Pada saat ini, orang-orang yang awalnya tergoda oleh hadiah besar untuk menangkap Xiao Yan, langsung menyerah pada harapan untuk berhasil melakukannya. Melihat cara kejam yang dilakukan Xiao Yan sebelumnya, kemungkinan besar rumor tentang dia membunuh Tetua Yun Leng itu benar. Seseorang yang bisa membunuh orang kuat dari kelas Dou Wang. Bahkan jika pasukan tentara bayaran ini menyatukan semua kekuatan mereka, kemungkinan besar itu masih belum cukup untuk menghadapi beberapa ayunan pedangnya.
“Hu. Dia memang sangat kuat. Tidak heran Kepala Klan mengirim surat untuk memberitahuku agar mengambil kesempatan untuk menjual bantuan kepada Xiao Yan jika ada kesempatan. Kekuatan ini sepadan dengan harganya!” Mu Tie perlahan menghembuskan napas. Ia menatap Xiao Yan yang berdiri diam setelah menarik telapak tangannya dan tak kuasa bergumam dalam hati.
Xiao Yan menoleh dan api hijau dan putih di matanya dengan cepat menghilang. Tepat ketika ia berhasil mengendalikan tubuhnya, suara Yao Lao tiba-tiba terdengar dari hatinya, “Xiao Yan, cepat pergi dari sini. Jangan menunda lagi! Cepat!”
Xiao Yan awalnya terkejut ketika mendengar suara Yao Lao. Wajahnya langsung berubah tanpa sadar dan jantungnya pun tiba-tiba berdebar kencang. Dari kata-kata Yao Lao, ia bisa merasakan sedikit kepanikan?
Tenggorokan Xiao Yan sedikit tercekat. Keringat dingin muncul di dahinya. Pikiran di hatinya berputar cepat. Saat itu, bahkan ketika berhadapan dengan Dou Zong Yun Shan, Yao Lao tampaknya tidak sedikit pun takut. Mengapa ia justru menunjukkan emosi seperti itu di dalam hatinya sekarang? Apa sebenarnya yang terjadi?
Mulut Xiao Yan tiba-tiba terasa sedikit kering. Dia tidak berani bertanya lebih lanjut. Penggaris berat di tangannya dengan cepat disimpan di cincin penyimpanannya saat dia berbalik ke arah Mu Tie dan bertanya, “Panglima Mu Tie, bolehkah saya tahu apakah saya bisa pergi sekarang?”
“Ke ke, tentu saja. Sudah kukatakan bahwa selama kau mampu mengalahkan Meng Li, kau diizinkan masuk dan keluar dari ‘Zhen Gui Pass’ ini.” Mu Tie tertawa terbahak-bahak.
“Terima kasih banyak.”
Xiao Yan tertawa pelan. Segera, dia berjalan langsung menuju kota sambil diawasi oleh ratusan orang di sekitarnya. Ketika dia hendak memasuki terowongan gelap gulita, langkah kakinya tiba-tiba terhenti.
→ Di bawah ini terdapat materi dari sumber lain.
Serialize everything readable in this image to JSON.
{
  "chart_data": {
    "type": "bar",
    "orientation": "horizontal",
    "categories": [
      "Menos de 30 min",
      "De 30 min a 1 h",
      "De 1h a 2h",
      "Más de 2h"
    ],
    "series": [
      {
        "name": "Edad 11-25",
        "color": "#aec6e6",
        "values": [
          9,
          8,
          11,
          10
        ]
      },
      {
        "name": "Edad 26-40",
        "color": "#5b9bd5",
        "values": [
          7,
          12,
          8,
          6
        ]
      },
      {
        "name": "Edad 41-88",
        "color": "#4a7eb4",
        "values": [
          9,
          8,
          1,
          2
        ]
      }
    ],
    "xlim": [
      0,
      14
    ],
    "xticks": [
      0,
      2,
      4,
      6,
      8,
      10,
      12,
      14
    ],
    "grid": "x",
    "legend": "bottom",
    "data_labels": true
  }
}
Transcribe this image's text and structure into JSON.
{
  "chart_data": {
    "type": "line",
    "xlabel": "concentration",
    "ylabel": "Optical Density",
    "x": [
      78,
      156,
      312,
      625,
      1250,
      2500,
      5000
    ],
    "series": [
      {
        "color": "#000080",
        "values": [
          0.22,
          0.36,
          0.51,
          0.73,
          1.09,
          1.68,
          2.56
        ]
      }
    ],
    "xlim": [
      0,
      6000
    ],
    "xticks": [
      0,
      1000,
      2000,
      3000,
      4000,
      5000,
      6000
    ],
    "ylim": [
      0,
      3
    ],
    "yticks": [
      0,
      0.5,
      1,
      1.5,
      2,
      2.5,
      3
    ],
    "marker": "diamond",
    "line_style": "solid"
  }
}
Saat menjadi pusat perhatian di tempat ini, bisikan-bisikan pribadi di sekitarnya langsung mereda ketika Xiao Yan menghentikan langkahnya. Banyak tatapan tajam tertuju pada sosok kurus pemuda itu. Mata beberapa wanita bahkan dipenuhi dengan kekaguman yang membuat orang terdiam.
“Komandan Mu Tie, saya akan membalas budi Klan Mu di masa depan.” Xiao Yan mencondongkan kepalanya ke arah Mu Tie yang sedikit terkejut dan berkata dengan suara berat.
Mu Tie terdiam sejenak sebelum tersenyum. Sungguh menenangkan pikiran saat berbicara dengan orang yang cerdas.
“Selain itu, Wakil Komandan Meng Li…”
Tatapan Xiao Yan beralih ke wajah Meng Li yang memerah, yang sedang ditopang oleh Meng La. Tatapan Xiao Yan kemudian perlahan menyapu ratusan orang di gerbang kota. Dia terdiam sejenak sebelum tiba-tiba berbalik. Tubuhnya menghilang ke dalam kegelapan dengan tenang, bebas, dan santai. Namun, suara samar miliknya terdengar pelan.
“Bantu aku memberi tahu Yun Shan. Dalam dua tahun atau paling lambat lima tahun, aku, Xiao Yan, akan kembali. Saat itu tiba, suruh dia mencuci lehernya. Aku, Xiao Yan, akan secara pribadi mengambil nyawanya untuk mengakhiri dendam hari ini!”
Ketika semua orang di gerbang kota mendengar suara samar yang perlahan tersiar, bahkan wajah Mu Tie tanpa sadar menjadi tanpa ekspresi.
Meminta seorang Dou Zong yang kuat untuk mencuci lehernya. Pemuda ini mungkin adalah orang pertama yang pernah memiliki kebanggaan dan kepercayaan diri seperti itu di Kekaisaran Jia Ma!